The protestant argues in this case that Chapter 64, Note 4(a), HTSUS, precludes CBP from considering the decorative beads that are attached to the plastic upper of the sandal. However, that note is meant to preclude ornamentation from the calculation of the external surface area of the upper (ESAU). This note does not impact the meaning of the term “zori”. In this case, there is no issue regarding the ESAU of the footwear, the only issue is whether or not the product is described by the term “zori”. Since this product is not a zori, as explained above, Note 4(a) is inapplicable.

The protestant also asserts that since this provision is an eo nomine provision, it includes all types of the named product. We agree with the protestant that this is an eo nomine provision, however, as noted above, this product does not meet the definition of a zori since it has several plastic beads that are attached to the upper.

Lastly, the protestant contends that NY G83186, dated October 26, 2000, classified a similar item as a zori. However, the ruling letter does not provide sufficient facts necessary for us to make a determination on whether the classification analysis for that ruling and the subject merchandise are similar. More specifically, we cannot tell from the ruling whether or not the flowers would be considered loosely attached appurtenances. In addition, because of the events of September 11, 2001 we are unable to review the file for this ruling. Therefore, we cannot determine if the ruling is controlling in this instance.

Since no other subheading within heading 6402, HTSUS, describes the subject merchandise, it falls to the basket subheading and is most specifically described by subheading 6402.99.31, HTSUS. This classification is consistent with NY L83628, dated April 14, 2005 and NY G82901, dated November 13, 2000.

HOLDING:

By application of GRIs 1 and 6, the subject merchandise is classified in subheading 6402.99.31, HTSUS, which provides for “[o]ther footwear with outer soles and uppers of rubber or plastics: [o]ther footwear: [o]ther: [o]ther: [h]aving uppers of which over 90 percent of the external surface area (including any accessories or reinforcements such as those mentioned in note 4(a) to this chapter) is rubber or plastics (except footwear having a foxing or a foxing-like band applied or molded at the sole and overlapping the upper and except footwear designed to be worn over, or in lieu of, other footwear as a protection against water, oil, grease or chemicals or cold or inclement weather): [o]ther: [o]ther…” The 2007 column one, general rate of duty, is 6% ad valorem.

You are instructed to DENY the protest in full.
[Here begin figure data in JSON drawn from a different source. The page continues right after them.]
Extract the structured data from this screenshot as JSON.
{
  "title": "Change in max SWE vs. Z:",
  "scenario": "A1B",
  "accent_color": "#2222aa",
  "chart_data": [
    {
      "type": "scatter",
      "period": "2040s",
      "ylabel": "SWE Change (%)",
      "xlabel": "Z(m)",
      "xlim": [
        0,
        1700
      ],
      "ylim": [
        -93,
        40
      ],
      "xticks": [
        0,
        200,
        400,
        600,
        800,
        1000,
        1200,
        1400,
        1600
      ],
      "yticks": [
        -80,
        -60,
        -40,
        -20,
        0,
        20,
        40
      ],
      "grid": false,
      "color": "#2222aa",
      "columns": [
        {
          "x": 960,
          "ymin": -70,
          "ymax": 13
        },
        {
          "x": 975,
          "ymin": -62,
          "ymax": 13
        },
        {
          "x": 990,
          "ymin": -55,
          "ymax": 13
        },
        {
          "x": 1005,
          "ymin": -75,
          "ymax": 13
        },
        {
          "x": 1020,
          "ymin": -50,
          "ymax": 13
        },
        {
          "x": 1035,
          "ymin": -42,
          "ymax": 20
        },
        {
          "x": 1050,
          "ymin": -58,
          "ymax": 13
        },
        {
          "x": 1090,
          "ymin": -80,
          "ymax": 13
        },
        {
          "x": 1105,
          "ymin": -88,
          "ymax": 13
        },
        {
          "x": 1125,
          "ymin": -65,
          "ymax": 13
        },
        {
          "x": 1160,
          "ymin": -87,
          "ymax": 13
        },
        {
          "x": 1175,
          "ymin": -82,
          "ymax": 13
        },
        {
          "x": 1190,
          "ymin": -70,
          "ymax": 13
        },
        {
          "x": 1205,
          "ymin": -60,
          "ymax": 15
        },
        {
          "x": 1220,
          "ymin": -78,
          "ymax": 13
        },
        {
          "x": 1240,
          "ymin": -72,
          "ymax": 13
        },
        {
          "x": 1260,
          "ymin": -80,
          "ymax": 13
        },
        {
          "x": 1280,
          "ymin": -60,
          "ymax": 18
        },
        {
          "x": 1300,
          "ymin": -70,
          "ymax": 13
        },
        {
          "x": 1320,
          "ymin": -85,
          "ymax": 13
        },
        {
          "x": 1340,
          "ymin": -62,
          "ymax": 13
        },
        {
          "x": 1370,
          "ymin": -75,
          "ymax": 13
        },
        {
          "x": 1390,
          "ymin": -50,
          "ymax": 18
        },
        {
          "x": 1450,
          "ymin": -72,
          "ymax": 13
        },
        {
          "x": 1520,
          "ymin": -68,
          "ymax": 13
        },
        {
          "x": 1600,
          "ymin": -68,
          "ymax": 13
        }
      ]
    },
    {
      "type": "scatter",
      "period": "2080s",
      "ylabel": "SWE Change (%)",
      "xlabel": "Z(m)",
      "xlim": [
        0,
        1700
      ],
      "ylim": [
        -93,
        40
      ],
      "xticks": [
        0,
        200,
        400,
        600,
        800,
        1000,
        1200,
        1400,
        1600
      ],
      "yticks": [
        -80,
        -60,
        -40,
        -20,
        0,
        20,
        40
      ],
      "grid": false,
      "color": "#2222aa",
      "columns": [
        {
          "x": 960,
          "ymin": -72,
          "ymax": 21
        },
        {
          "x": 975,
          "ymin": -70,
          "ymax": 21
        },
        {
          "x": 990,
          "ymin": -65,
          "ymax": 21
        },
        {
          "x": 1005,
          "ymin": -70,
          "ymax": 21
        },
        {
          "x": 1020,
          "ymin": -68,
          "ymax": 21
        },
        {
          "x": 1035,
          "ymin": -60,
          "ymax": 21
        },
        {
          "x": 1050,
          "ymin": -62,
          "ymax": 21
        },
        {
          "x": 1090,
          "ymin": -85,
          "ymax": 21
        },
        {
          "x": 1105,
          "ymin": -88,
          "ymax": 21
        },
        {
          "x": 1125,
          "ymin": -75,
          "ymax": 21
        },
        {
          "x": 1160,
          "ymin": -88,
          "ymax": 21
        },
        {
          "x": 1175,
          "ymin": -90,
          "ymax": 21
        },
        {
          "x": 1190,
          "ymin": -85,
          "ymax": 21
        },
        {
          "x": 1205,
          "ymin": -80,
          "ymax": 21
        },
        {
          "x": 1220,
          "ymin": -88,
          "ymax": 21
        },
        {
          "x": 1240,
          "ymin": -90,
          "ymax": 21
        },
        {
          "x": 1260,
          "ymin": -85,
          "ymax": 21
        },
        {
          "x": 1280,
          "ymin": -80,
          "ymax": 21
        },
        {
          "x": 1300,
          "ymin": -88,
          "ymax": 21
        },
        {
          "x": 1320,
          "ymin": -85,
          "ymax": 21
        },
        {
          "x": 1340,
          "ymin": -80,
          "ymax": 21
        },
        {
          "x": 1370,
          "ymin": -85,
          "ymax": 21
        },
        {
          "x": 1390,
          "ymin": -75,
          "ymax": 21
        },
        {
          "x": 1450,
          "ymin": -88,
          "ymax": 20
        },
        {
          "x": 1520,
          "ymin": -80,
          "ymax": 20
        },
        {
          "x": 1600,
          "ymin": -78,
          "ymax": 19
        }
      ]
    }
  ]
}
In accordance with Sections IV and VI of the CBP Protest/Petition Processing Handbook (HB 3500-08A, December 2007, pp. 24 and 26), you are to mail this decision, together with the CBP Form 19, to the protestant no later than 60 days from the date of this letter. Any reliquidation of the entry or entries in accordance with the decision must be accomplished prior to mailing the decision.

Sixty days from the date of the decision, the Office International Trade, Regulations and Rulings, will make the decision available to CBP personnel, and to the public on the CBP Home Page on the World Wide Web at www.CBP.gov, by means of the Freedom of Information Act, and other methods of public distribution.